Il y a des endroits dans les villes qui n’acceptent que les visites dans la mémoire. C’est le cas des projets qui n’ont pas vu le jour ou de ceux qui ont été érigés pour disparaître avec la même diligence. Cette nostalgie que suscitent les pavillons éphémères de l’Expo 92 ou les façades de la foire. Au-dessus de ces dernières se trouve une structure disparue qui est à l’origine de cette tradition d’accueillir les visiteurs au Real et qui aurait pu devenir un monument emblématique : la Pasarela ou Pasadera de Séville.
La première porte d’entrée de la Feria de Séville
Construite à Séville à la fin du XIXe siècle, elle est restée près du Prado de San Sebastián entre 1896 et 1920. Une tour en fer inspirée de la tour Eiffel de Paris dominait cet environnement et est devenue un élément indispensable des fêtes de printemps.
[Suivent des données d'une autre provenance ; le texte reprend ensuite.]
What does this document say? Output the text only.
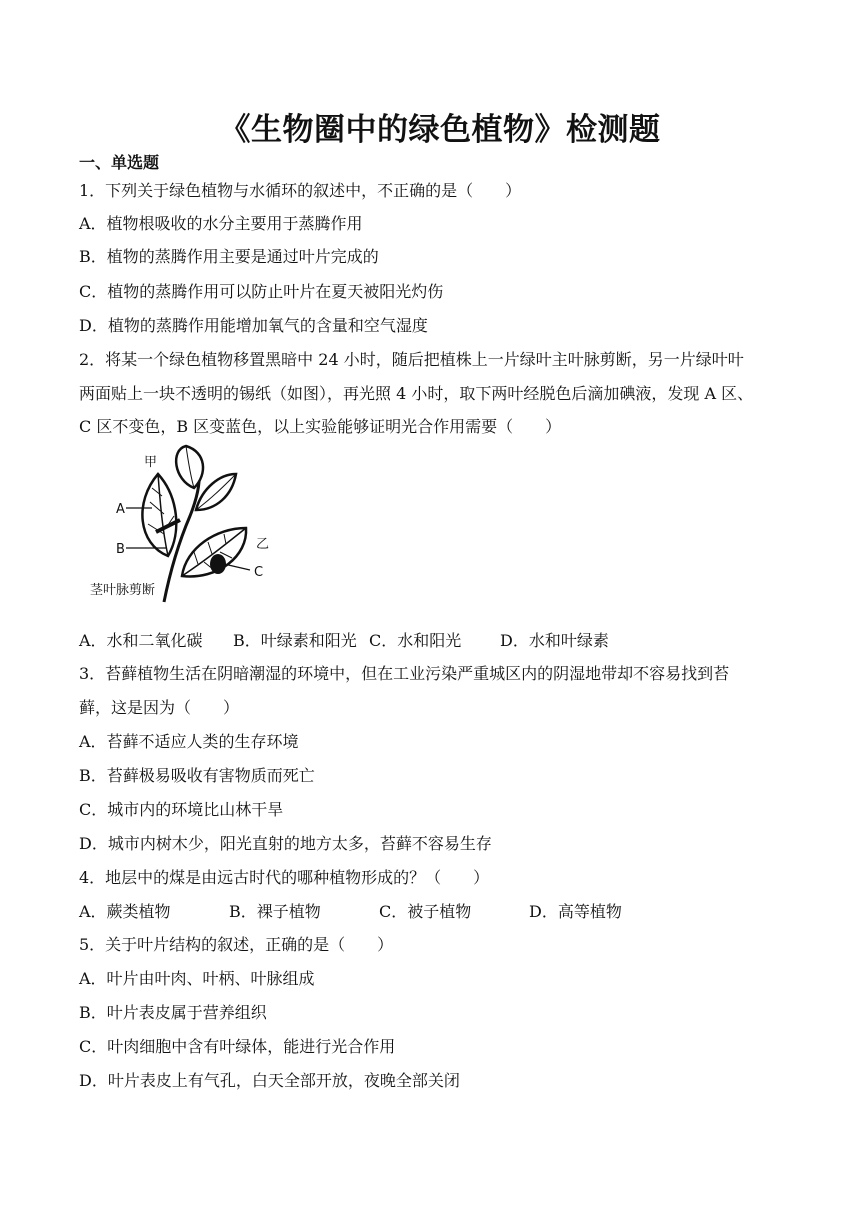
《生物圈中的绿色植物》检测题
一、单选题
1．下列关于绿色植物与水循环的叙述中，不正确的是（　　）
A．植物根吸收的水分主要用于蒸腾作用
B．植物的蒸腾作用主要是通过叶片完成的
C．植物的蒸腾作用可以防止叶片在夏天被阳光灼伤
D．植物的蒸腾作用能增加氧气的含量和空气湿度
2．将某一个绿色植物移置黑暗中 24 小时，随后把植株上一片绿叶主叶脉剪断，另一片绿叶叶
两面贴上一块不透明的锡纸（如图），再光照 4 小时，取下两叶经脱色后滴加碘液，发现 A 区、
C 区不变色，B 区变蓝色，以上实验能够证明光合作用需要（　　）
甲
乙
A
B
C
茎叶脉剪断
A．水和二氧化碳 B．叶绿素和阳光 C．水和阳光 D．水和叶绿素
3．苔藓植物生活在阴暗潮湿的环境中，但在工业污染严重城区内的阴湿地带却不容易找到苔
藓，这是因为（　　）
A．苔藓不适应人类的生存环境
B．苔藓极易吸收有害物质而死亡
C．城市内的环境比山林干旱
D．城市内树木少，阳光直射的地方太多，苔藓不容易生存
4．地层中的煤是由远古时代的哪种植物形成的？（　　）
A．蕨类植物	B．裸子植物	C．被子植物	D．高等植物
5．关于叶片结构的叙述，正确的是（　　）
A．叶片由叶肉、叶柄、叶脉组成
B．叶片表皮属于营养组织
C．叶肉细胞中含有叶绿体，能进行光合作用
D．叶片表皮上有气孔，白天全部开放，夜晚全部关闭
En fait, son inauguration a coïncidé avec le premier jour de la foire : le 18 avril 1896.
L’ingénieur industriel Dionisio Pérez Tobía a imaginé cet emblème historique que les frères Perea ont construit dans leur fonderie, selon l’anthropologue Salvador Rodríguez Becerra.
Pourquoi la Pasarela a-t-elle été démolie ?
En 1920, on a décidé de démolir la Pasarela. La version officielle, car le mystère entoure sa démolition, disait qu’il fallait « libérer l’espace urbain » qu’elle occupait pour préparer les travaux d’élargissement en vue de l’imminente Exposition ibéro-américaine de 1929.
Une excuse qui, avec le temps, a suscité des doutes ; à l’emplacement qui devait initialement être libéré, on a installé en 1929 la Fontaine des Quatre Saisons (œuvre de Manuel Delgado Brackembury) que nous connaissons aujourd’hui.
On sait que ses 81 297 kilos de fer ont été démontés et vendus pour 45 738 pesetas de l’époque.
Aujourd’hui, la passerelle historique ne vit plus que dans les cartes postales anciennes et dans la mémoire de ce que Séville était ou aurait pu être.